The strengths of the movie are in some unusual places. Elizabeth Banks as the frivolous Effie Trinket, gets to make a few comic moments zing without having to rely on over the top costuming and make up. Woody Harrelson's  Haymitch character is missing for most of the movie, but every time he shows up, the movie got better. The best piece of casting and the most accurately realized character is Donald Sutherland as President Snow. It is perhaps unfortunate for the movie that the highlight of the film is a skype session between Snow and Katniss at the end of the movie. Their interaction has more sparks in it than anything else that takes place in this two hour place holder.

With a nice dedication at the end of the movie to their co-worker who has passed, the film should be a fond reminder of Philip Seymour Hoffman and his talent. Watching his performance however foreshadows the plight he faced. He looks tired and flaccid in the part and there is no energy or personality in Plutarch Havensbee. His co-star from almost two decades ago in "Magnolia", Boogie Nights" and "The Big Lebowski" Julianne Moore, is a little better. As the calculating leader of District 13, she is impervious and distant in the way called for by the plot. Liam Hemsworth continues to be little more than a plot device to keep Katniss from accepting her devotion to Peeta. Gale gets some action scenes in the movie but he does little except move through the scenery.

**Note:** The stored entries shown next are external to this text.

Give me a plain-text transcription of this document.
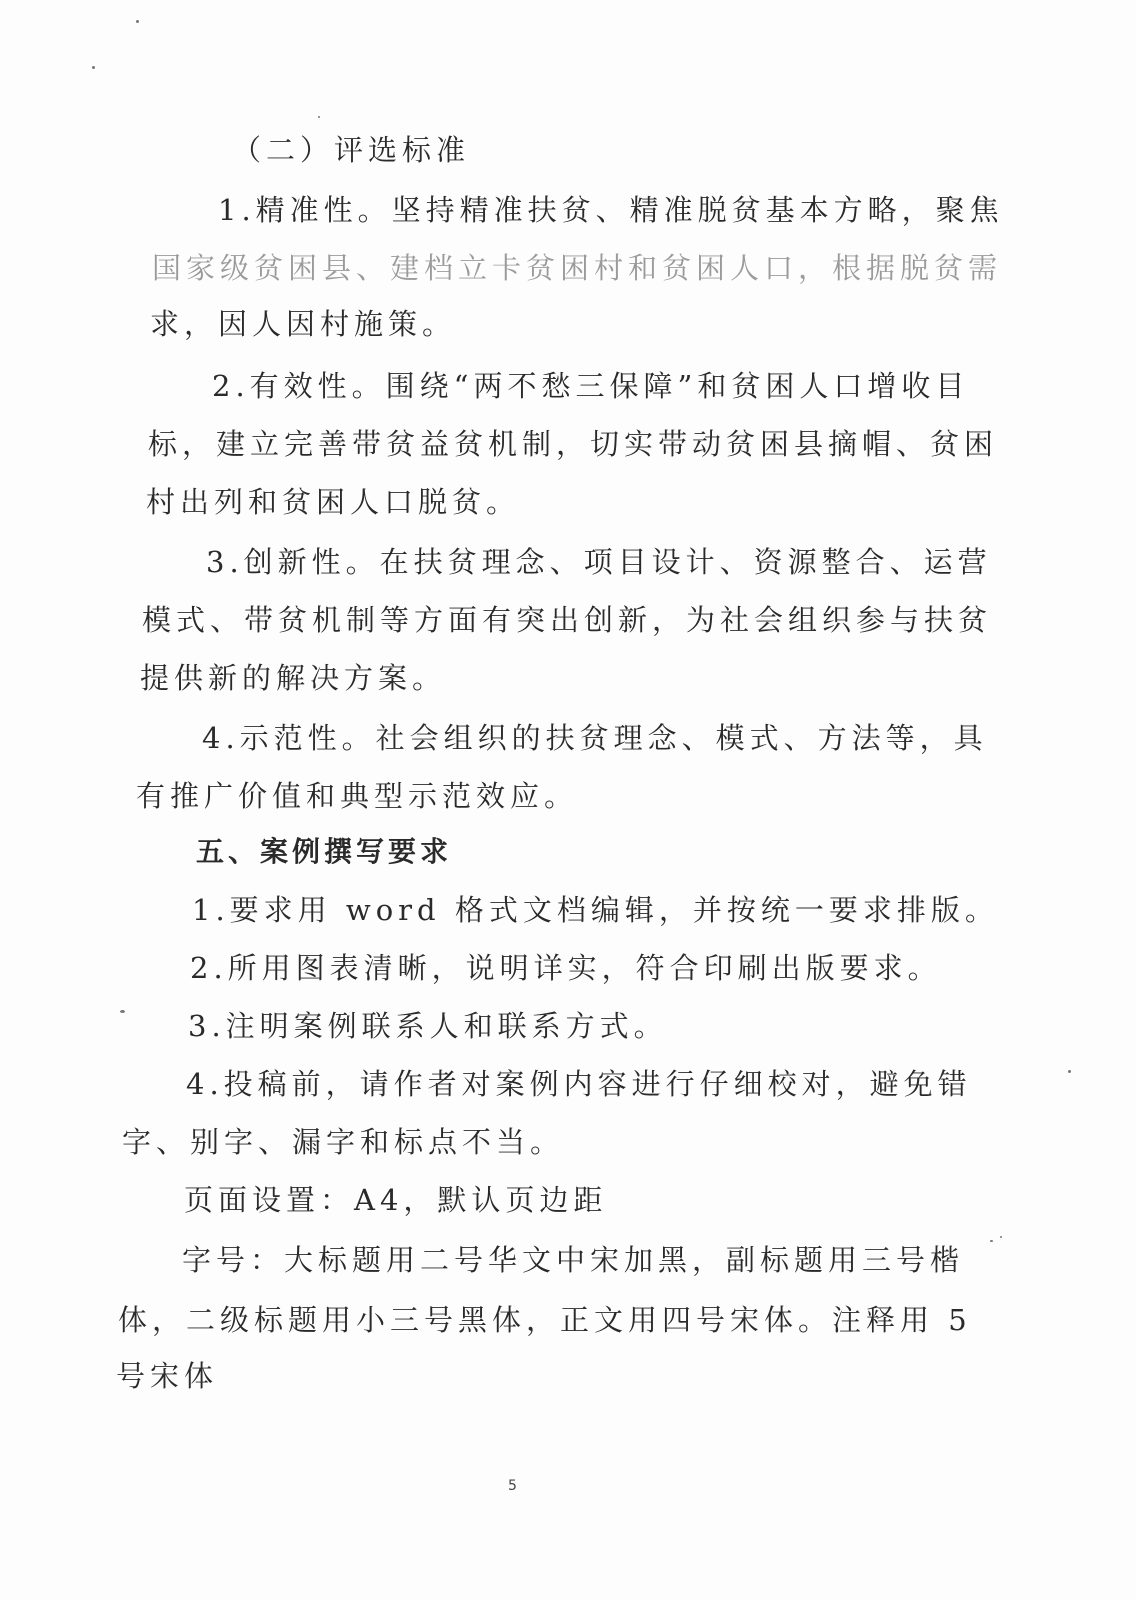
（二）评选标准
1.精准性。坚持精准扶贫、精准脱贫基本方略，聚焦
国家级贫困县、建档立卡贫困村和贫困人口，根据脱贫需
求，因人因村施策。
2.有效性。围绕“两不愁三保障”和贫困人口增收目
标，建立完善带贫益贫机制，切实带动贫困县摘帽、贫困
村出列和贫困人口脱贫。
3.创新性。在扶贫理念、项目设计、资源整合、运营
模式、带贫机制等方面有突出创新，为社会组织参与扶贫
提供新的解决方案。
4.示范性。社会组织的扶贫理念、模式、方法等，具
有推广价值和典型示范效应。
五、案例撰写要求
1.要求用 word 格式文档编辑，并按统一要求排版。
2.所用图表清晰，说明详实，符合印刷出版要求。
3.注明案例联系人和联系方式。
4.投稿前，请作者对案例内容进行仔细校对，避免错
字、别字、漏字和标点不当。
页面设置：A4，默认页边距
字号：大标题用二号华文中宋加黑，副标题用三号楷
体，二级标题用小三号黑体，正文用四号宋体。注释用 5
号宋体
5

The movie looks good and the characters are given a chance to continue their story. The problem is that the story is losing steam as it becomes less about our heroic Tribute and more about the political intrigues of Panem. The hallucinatory gas attacks and the city destroying matrix that were parts of the book are no longer present. Faceless citizens revolt in the lumber and energy districts and a jingle is all we have to show their commitment. This movie will be a box office smash, but it will not be a treasured volume in the "Hunger Games" canon.